Войдя теперь в сени полуэтапа, где стояла огромная вонючая кадка, так называемая «параха», первое, что увидал Нехлюдов, была женщина, сидевшая на краю кадки. Напротив нее — мужчина со сдвинутой на бок на бритой голове блинообразной шапкой. Они о чем-то разговаривали. Арестант, увидав Нехлюдова, подмигнул глазом и проговорил:
— И царь воды не удòржит.
Женщина же опустила полы халата и потупилась.

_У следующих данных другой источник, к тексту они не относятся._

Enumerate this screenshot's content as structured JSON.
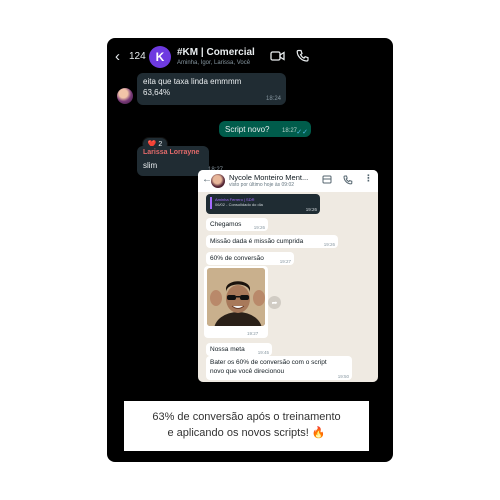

Из сеней шел коридор, в который отворялись двери камер. Первая была камера семейных, потом большая камера холостых и в конце коридора две маленькие камеры, отведенные для политических. Помещение этапа, предназначенное для 150 человек, вмещая 450, было так тесно, что арестанты, не помещаясь в камерах, наполняли коридор. Одни сидели и лежали на полу, другие двигались взад и вперед с пустыми и полными кипятком чайниками. В числе этих был Тарас. Он догнал Нехлюдова и ласково поздоровался с ним. Доброе лицо Тараса было изуродовано синебагровыми подтеками на носу и под глазом.
— Что это с тобой? — спросил Нехлюдов.
— Вышло дело такое, — сказал Тарас, улыбаясь.
— Да дерутся всё, — презрительно сказал конвойный.
— Из-за бабы, — прибавил арестант, шедший за ними, — с Федькой слепым сцепились.
— А Федосья что? — спросил Нехлюдов.
— Ничего, здорова, вот ей на чай кипяточку несу, — сказал Тарас и вошел в семейную.
Нехлюдов заглянул в дверь. Вся камера была полна женщинами и мужчинами и на нарах и под нарами. В камере стоял пар от сохнувшей мокрой одежды и слышался неумолкаемый крик женских голосов. Следующая дверь была дверь камеры холостых. Эта была еще полнее, и даже в самой двери и выступая в коридор, стояла шумная толпа что-то деливших или решавших арестантов в мокрых одеждах. Конвойный объяснил Нехлюдову, что это староста выдавал забранные или проигранные вперед по билетикам, сделанным из игральных карт, кормовые деньги майданщику. Увидав унтер-офицера и господина, стоявшие ближе замолкли, недоброжелательно оглядывая проходивших. В числе деливших Нехлюдов заметил знакомого каторжного Федорова, всегда державшего при себе жалкого, с поднятыми бровями, белого, будто распухшего молодого малого и еще отвратительного, рябого, безносого бродягу, известного тем, что он во время побега в тайге будто бы убил товарища и питался его мясом. Бродяга стоял в коридоре, накинув на одно плечо мокрый халат, и насмешливо и дерзко глядел на Нехлюдова, не сторонясь перед ним. Нехлюдов обошел его.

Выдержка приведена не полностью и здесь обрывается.